Micromyrtus acuta
- Conservation status: Priority Three — Poorly Known Taxa (DEC)

Scientific classification
- Kingdom: Plantae
- Clade: Tracheophytes
- Clade: Angiosperms
- Clade: Eudicots
- Clade: Rosids
- Order: Myrtales
- Family: Myrtaceae
- Genus: Micromyrtus
- Species: M. acuta
- Binomial name: Micromyrtus acuta Rye

= Micromyrtus acuta =

- Genus: Micromyrtus
- Species: acuta
- Authority: Rye
- Conservation status: P3

Species of shrub

Micromyrtus acuta is a species of flowering plant in the myrtle family, Myrtaceae and is endemic to the southwest of Western Australia. It is an erect shrub with small, oblong leaves and small white flowers in the upper leaf axils.

==Description==
Micromyrtus acuta is an erect shrub that typically grows to a height of 0.8–2 m.

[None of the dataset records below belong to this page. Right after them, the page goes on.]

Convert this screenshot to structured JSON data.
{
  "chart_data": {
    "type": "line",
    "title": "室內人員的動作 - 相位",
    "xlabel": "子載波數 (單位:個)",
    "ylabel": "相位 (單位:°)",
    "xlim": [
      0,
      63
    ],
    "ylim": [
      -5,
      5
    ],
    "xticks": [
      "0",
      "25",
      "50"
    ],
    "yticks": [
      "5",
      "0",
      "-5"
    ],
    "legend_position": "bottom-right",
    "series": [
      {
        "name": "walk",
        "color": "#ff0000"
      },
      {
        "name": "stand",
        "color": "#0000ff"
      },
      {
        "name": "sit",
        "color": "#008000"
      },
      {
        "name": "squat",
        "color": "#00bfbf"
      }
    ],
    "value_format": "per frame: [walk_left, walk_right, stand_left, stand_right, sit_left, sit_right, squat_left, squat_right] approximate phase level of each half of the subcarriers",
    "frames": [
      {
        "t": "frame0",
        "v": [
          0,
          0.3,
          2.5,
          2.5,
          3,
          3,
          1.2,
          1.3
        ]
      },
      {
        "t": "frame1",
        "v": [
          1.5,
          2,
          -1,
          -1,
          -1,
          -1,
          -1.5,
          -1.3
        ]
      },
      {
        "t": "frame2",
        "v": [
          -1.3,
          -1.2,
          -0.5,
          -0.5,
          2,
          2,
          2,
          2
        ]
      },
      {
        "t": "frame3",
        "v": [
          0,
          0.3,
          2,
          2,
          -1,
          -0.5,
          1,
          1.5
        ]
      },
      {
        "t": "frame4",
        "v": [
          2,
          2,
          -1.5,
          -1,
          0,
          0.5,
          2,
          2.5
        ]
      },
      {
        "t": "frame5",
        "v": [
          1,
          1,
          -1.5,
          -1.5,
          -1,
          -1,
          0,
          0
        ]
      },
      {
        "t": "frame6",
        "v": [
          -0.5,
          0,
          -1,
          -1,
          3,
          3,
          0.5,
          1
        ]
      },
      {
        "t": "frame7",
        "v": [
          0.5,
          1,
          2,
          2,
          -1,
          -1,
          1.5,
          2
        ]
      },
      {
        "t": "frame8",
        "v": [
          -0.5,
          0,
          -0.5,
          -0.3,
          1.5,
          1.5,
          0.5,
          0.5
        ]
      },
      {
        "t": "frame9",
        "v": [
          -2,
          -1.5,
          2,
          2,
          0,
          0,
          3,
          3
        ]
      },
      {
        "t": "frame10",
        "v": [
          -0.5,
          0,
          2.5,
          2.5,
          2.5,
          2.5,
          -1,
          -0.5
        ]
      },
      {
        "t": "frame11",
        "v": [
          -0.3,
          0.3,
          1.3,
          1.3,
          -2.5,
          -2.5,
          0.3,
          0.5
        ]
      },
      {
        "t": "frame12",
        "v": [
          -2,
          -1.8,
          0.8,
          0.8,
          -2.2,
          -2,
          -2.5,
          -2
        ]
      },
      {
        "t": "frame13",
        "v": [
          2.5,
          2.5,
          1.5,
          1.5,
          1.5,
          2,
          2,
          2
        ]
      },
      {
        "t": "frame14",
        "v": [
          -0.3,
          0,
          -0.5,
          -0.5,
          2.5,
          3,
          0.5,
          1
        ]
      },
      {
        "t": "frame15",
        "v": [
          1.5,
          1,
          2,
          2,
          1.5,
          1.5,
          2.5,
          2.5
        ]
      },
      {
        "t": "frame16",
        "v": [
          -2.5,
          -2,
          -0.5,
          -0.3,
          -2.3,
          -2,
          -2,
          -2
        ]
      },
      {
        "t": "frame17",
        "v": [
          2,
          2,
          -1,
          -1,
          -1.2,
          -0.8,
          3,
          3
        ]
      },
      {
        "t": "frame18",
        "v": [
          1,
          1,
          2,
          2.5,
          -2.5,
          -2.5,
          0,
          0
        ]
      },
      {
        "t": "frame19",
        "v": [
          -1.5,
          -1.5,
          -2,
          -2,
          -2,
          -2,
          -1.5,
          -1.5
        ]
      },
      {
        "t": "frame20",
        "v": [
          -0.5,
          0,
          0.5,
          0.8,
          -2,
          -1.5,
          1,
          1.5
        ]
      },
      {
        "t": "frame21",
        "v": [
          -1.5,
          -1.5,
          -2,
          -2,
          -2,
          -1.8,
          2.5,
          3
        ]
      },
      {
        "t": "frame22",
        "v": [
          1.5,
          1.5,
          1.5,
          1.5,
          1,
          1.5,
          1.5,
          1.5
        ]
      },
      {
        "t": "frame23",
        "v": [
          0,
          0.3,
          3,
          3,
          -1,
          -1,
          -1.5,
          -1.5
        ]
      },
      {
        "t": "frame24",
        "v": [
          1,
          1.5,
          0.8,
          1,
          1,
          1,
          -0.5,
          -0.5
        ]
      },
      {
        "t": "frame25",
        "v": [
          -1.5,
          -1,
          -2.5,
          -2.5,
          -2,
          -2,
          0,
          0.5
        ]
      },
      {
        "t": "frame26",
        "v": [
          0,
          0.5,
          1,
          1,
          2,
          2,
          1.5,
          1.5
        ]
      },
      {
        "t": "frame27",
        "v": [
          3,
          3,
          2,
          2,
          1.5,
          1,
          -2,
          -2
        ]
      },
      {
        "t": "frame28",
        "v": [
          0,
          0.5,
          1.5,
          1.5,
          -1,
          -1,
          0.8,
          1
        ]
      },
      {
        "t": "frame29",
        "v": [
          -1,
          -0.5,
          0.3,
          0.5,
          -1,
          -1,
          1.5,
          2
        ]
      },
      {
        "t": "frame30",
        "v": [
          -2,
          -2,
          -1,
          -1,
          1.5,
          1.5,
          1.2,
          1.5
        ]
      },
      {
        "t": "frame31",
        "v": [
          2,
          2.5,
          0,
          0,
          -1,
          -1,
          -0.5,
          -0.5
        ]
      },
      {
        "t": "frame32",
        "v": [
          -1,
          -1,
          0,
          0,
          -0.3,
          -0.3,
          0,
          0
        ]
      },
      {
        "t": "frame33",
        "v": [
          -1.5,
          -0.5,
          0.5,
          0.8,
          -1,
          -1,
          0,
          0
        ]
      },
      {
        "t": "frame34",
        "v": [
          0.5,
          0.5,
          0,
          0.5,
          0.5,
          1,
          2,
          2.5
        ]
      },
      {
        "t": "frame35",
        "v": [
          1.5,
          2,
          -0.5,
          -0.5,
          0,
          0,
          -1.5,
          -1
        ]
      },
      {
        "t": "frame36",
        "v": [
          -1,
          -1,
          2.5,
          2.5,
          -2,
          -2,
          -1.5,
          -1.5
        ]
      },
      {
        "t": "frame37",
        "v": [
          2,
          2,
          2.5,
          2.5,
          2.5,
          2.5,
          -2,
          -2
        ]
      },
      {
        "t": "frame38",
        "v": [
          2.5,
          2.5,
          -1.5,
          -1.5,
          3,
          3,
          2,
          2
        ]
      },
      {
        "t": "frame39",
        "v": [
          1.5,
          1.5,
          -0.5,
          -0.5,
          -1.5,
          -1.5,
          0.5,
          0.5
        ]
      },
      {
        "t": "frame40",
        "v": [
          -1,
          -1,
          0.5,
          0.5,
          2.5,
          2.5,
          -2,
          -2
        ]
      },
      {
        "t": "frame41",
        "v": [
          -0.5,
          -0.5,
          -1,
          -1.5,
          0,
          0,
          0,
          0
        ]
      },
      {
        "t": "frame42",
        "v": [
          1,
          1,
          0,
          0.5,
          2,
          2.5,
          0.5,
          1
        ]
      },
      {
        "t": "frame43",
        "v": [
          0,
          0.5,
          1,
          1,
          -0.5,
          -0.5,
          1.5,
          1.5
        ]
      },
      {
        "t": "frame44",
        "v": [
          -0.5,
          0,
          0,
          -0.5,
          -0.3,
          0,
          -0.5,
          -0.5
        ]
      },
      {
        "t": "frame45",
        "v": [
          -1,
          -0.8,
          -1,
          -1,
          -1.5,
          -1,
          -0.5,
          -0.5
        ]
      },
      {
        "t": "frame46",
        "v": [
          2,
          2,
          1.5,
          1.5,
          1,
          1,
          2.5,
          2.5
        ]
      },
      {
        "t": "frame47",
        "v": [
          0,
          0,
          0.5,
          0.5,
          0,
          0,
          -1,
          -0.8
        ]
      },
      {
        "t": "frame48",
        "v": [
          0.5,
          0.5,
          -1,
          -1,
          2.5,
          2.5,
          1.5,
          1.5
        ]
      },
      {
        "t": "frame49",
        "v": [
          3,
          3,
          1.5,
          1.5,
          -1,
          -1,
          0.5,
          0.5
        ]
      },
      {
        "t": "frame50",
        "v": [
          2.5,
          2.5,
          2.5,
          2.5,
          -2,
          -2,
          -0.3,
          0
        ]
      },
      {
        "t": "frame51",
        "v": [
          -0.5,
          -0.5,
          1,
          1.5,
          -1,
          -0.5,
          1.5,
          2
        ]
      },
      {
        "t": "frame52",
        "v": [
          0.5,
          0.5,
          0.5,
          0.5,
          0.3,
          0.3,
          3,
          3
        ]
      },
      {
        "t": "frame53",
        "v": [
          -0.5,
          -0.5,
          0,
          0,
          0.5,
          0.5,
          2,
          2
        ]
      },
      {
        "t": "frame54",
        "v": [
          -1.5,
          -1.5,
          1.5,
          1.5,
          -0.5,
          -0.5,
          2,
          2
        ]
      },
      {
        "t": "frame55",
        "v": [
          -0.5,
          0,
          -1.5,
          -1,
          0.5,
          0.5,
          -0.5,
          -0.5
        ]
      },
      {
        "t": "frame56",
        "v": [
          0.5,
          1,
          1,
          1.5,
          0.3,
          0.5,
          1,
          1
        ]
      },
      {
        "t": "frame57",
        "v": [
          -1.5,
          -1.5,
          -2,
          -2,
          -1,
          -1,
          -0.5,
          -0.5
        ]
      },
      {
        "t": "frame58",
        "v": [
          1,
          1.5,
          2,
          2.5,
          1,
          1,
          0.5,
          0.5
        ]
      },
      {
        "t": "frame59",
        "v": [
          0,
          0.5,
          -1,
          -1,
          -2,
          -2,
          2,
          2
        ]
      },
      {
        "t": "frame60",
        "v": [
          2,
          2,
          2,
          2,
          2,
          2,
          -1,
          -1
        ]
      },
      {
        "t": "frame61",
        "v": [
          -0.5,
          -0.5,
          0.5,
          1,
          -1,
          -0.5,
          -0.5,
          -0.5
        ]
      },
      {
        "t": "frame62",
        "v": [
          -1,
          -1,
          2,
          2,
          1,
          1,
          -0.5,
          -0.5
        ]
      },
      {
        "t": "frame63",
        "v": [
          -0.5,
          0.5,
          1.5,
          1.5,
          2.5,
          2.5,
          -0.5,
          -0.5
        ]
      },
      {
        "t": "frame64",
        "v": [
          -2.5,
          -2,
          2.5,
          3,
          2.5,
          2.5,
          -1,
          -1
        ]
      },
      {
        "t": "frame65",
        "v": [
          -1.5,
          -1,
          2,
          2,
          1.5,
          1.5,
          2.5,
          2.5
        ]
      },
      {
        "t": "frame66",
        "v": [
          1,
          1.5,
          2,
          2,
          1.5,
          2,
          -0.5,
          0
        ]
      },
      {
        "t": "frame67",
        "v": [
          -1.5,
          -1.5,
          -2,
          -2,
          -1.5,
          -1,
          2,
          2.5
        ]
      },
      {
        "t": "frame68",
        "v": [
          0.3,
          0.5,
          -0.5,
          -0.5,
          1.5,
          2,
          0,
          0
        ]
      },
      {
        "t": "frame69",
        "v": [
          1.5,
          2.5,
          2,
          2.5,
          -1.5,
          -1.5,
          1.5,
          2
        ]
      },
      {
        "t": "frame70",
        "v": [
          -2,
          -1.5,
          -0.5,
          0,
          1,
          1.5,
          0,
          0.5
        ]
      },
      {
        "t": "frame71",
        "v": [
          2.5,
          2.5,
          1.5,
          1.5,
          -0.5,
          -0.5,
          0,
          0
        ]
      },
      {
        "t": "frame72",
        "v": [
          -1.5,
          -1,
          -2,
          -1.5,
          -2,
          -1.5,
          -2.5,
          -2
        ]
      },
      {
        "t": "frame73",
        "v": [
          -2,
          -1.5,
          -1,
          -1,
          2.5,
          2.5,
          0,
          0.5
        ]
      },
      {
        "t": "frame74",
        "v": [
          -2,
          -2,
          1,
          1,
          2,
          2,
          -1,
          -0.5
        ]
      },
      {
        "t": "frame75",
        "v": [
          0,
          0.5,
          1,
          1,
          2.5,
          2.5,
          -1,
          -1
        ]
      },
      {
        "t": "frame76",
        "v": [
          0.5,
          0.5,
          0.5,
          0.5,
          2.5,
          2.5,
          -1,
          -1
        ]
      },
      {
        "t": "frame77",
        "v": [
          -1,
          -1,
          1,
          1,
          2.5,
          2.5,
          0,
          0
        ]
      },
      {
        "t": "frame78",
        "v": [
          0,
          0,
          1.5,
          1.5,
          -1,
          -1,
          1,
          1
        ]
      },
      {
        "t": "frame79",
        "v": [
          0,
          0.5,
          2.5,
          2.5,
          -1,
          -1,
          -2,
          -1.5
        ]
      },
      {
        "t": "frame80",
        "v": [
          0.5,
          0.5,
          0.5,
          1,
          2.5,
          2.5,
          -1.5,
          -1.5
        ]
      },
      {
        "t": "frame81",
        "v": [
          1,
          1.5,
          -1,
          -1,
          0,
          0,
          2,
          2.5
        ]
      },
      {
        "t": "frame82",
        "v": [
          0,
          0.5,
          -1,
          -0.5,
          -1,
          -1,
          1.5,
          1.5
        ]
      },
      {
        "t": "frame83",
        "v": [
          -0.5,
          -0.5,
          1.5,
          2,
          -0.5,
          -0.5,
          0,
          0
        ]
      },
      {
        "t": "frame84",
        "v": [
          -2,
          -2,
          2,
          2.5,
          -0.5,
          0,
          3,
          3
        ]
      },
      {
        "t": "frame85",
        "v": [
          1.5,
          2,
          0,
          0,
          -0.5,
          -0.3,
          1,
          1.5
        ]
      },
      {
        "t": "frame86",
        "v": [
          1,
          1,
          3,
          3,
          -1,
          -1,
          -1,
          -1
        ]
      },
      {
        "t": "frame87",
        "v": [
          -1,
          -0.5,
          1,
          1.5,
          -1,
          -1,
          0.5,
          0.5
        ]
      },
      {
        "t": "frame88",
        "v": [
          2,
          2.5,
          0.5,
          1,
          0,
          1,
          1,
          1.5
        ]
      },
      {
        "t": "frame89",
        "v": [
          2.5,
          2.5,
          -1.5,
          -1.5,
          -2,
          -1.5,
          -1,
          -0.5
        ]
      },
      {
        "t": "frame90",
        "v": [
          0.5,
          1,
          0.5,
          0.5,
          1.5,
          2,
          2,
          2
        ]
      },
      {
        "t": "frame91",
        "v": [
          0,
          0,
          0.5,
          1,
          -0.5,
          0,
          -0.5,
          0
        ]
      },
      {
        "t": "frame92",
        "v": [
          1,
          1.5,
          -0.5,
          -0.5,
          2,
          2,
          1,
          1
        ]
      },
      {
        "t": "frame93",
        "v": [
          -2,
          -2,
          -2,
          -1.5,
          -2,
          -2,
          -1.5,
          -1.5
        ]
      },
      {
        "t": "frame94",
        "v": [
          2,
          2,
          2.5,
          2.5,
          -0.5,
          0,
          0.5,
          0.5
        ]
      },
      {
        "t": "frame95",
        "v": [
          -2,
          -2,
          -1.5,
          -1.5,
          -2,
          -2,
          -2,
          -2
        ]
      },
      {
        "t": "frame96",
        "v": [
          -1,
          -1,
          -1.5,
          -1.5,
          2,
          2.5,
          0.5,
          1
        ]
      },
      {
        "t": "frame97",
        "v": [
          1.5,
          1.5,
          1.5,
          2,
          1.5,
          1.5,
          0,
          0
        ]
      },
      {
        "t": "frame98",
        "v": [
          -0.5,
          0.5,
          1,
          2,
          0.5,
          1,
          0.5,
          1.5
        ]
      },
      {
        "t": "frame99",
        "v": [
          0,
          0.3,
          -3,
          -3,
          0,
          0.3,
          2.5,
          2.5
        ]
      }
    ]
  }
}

It leaves are directed upwards, mostly arranged on the ends of branches, thick, blunt and oblong in outline, 1.5–1.8 mm long and 0.6–0.8 mm wide on a petiole 0.3–0.4 mm long, with four to six prominent oil glands. The flowers are 4–5 mm in diameter, and arranged in three to eight upper leaf axils on a peduncle 0.7–1.1 mm long with narrowly egg-shaped bracteoles 1.1–1.4 mm long at the base. The sepals are egg-shaped, 0.4–0.5 mm long and the petals are white, elliptic to egg-shaped and 1.5–2.0 mm long. There are ten stamens, the filaments 0.30–0.35 mm long.

==Taxonomy==
Micromyrtus acuta was first formally described in 2006 by Barbara Lynette Rye in the journal Nuytsia from specimens collected near Paynes Find in 1977. The specific epithet (acuta) means "sharply pointed", referring to the tips of the flower buds and sepals.

==Distribution and habitat==
This species of micromyrtus grows in open shrubland from near Lake Monger to near Paynes Find in the Avon Wheatbelt and Yalgo bioregions of south-western Western Australia.

==Conservation status==
Micromyrtus acuta is classified as "Priority Three" by the Government of Western Australia Department of Parks and Wildlife meaning that it is poorly known and known from only a few locations but is not under imminent threat.